If you count the area most of us consider to be Ada, our community is roughly the same size as Newtown, Conn. where a deranged 20-year-old snuffed out the lives of 26 innocents, including 20 children.
Just a shade over a week before this unspeakable tragedy, our community suffered its own inexplicable, nonsensical episode of murderous violence when a young perpetrator shot an innocent classmate, by his own admission, because he wanted to know what it was like to kill someone.
And though it could not be worse for the victim’s family, it could presumably have been worse for our community. Instead of singling out one individual, he might have targeted dozens in a crowded building.
We are stunned by such news, particularly if it happens where we live. We wonder how someone could get to the point that committing such a heinous act could seem like a good idea. We feel helpless in attempting to piece together how and why it happened. In an abnormal situation, it is normal to ask such questions. We want answers.
In the case of Newtown, Conn., we can multiply that sense of frustration, anger and helplessness by a factor of 26. An Associated Press story said children and adults there were understandably asking aloud, “How could a merciful and just God allow something like (this) massacre...?”
It is easy to be glib when it isn’t our children who were murdered. But as the rabbi pointed out in that same AP story, “This is not an act of God. This is the act of a crazy man.”
It was not God’s will for someone to murder innocent people. Far from it. Much of what happens in this world has nothing at all to do with God’s will. It is the result of sin, itself a misuse of the great and terrible gift God granted us called free will.
Nor is this the first time something so heinous has happened. The Bible says shortly after Jesus was born, all babies 2 and under in Bethlehem were slain as a result of Herod’s maniacally misguided desire to eliminate any possible competition from this newborn king. We can rest assured those parents and villagers were equally at a sense of grief and loss.
In fact, the manger scene finds its tragic fulfillment in the Easter story in which God did not spare His own Son, but gave Him over to man’s free will, allowing Him to be sacrificed by way of the most brutal manner invented by the ancients — crucifixion.

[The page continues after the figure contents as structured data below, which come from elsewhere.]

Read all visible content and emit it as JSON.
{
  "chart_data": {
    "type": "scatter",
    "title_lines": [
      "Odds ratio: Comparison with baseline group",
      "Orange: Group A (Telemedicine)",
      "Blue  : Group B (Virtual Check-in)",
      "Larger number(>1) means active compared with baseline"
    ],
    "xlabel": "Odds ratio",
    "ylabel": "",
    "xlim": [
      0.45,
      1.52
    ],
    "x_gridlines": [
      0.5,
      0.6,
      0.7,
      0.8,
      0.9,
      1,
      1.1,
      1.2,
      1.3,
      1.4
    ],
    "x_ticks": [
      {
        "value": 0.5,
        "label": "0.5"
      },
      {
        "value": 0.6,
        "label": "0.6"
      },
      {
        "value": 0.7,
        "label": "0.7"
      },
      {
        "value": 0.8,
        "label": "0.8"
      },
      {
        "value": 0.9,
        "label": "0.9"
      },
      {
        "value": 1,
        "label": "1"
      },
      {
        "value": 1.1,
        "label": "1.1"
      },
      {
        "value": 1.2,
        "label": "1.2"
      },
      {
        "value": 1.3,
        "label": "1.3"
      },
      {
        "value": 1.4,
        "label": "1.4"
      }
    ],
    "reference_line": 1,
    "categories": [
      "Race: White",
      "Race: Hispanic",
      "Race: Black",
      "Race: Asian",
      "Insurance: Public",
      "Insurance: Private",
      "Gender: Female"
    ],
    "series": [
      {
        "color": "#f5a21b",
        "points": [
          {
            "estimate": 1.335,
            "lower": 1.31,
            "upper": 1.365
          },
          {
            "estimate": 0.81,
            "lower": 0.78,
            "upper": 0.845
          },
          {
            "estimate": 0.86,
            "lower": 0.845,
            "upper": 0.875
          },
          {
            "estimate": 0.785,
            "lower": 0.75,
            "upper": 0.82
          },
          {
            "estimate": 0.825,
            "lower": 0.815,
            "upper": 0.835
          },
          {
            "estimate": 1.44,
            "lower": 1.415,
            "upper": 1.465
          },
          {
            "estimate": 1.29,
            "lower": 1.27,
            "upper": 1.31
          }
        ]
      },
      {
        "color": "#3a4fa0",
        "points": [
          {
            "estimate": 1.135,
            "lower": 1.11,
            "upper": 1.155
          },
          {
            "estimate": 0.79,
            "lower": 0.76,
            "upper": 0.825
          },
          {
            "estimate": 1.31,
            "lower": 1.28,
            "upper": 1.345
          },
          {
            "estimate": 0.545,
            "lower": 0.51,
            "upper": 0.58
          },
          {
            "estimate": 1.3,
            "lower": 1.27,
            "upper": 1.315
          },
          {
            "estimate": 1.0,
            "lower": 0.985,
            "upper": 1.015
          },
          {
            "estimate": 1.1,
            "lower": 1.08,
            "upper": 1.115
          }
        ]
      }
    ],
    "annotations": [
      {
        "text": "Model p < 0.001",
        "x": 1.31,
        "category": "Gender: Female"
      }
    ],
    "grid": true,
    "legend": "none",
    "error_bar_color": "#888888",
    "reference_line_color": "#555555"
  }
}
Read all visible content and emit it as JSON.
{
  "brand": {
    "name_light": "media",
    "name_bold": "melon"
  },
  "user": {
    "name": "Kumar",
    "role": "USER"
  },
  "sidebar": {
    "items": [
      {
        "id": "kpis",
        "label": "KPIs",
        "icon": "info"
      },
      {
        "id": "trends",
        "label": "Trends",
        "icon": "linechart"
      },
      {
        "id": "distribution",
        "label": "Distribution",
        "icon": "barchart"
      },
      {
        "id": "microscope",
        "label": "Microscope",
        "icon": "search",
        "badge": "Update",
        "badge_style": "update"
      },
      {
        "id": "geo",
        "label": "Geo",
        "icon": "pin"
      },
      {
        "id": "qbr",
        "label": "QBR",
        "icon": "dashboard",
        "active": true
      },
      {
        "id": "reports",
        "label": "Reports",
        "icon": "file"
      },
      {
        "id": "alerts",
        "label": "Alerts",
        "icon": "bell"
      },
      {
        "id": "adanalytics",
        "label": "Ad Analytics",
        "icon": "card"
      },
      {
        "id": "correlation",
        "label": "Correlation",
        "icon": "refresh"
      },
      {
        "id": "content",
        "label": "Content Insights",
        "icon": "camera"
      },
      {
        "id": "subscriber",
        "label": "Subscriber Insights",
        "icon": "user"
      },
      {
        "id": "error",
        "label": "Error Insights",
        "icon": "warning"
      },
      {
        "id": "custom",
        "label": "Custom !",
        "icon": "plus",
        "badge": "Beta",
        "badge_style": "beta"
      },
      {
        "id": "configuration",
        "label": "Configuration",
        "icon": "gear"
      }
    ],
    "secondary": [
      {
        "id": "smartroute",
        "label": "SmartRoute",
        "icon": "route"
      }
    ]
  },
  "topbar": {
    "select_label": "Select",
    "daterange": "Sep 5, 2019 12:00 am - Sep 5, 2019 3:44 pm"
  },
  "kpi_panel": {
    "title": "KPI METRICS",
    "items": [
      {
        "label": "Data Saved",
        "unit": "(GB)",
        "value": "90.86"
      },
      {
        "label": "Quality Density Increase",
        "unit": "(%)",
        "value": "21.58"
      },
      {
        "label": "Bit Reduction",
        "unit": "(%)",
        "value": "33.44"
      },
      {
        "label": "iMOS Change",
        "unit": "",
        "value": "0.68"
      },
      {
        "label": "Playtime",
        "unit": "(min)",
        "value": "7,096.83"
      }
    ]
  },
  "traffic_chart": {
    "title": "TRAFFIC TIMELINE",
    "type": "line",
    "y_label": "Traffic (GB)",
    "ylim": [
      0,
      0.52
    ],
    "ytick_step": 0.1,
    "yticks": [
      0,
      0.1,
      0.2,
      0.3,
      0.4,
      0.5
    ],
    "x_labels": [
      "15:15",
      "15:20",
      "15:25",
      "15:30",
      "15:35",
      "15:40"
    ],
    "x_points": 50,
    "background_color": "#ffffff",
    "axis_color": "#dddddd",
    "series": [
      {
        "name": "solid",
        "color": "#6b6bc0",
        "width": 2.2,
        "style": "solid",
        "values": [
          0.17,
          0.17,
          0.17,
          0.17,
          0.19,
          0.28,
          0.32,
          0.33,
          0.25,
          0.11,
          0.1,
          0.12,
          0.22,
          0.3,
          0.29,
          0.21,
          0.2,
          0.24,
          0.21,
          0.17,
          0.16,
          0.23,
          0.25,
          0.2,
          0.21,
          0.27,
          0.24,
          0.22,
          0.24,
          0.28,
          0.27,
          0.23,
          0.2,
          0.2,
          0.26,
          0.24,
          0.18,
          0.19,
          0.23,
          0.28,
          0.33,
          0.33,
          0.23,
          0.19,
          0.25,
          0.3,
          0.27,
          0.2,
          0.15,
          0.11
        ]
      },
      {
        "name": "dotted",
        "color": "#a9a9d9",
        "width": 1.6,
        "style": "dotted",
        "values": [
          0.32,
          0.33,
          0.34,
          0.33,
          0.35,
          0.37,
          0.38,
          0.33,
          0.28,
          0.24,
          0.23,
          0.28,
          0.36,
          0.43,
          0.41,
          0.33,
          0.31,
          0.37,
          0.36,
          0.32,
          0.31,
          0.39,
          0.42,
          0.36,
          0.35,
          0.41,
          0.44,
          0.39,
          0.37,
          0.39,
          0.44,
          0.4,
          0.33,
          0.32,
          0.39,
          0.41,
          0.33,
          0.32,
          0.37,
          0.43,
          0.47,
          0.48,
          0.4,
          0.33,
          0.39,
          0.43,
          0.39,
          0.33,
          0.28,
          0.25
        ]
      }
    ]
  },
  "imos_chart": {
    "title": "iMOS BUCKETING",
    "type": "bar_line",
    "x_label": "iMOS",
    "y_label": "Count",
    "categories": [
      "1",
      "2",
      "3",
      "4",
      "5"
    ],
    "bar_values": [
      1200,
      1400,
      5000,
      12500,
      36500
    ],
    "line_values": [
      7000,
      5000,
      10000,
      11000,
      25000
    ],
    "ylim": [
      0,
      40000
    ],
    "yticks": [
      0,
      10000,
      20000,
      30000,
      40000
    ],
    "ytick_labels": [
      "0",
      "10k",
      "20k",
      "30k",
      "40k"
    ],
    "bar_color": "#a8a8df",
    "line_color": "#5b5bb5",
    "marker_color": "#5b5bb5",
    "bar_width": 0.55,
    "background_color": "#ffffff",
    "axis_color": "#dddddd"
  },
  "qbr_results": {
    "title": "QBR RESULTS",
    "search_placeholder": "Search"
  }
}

The Good News is His story had a happy ending that so motivated His disciples, they counted it a joy to buck the culture of that day to tell of His resurrection and saving grace. It is a story still being “bucked” to this day.
Particularly after horrific crimes such as we have seen recently, our culture cries out for the peace first offered by the baby lying in a manger. Therein is the answer.
Lone' Beasley is publisher of The Ada News.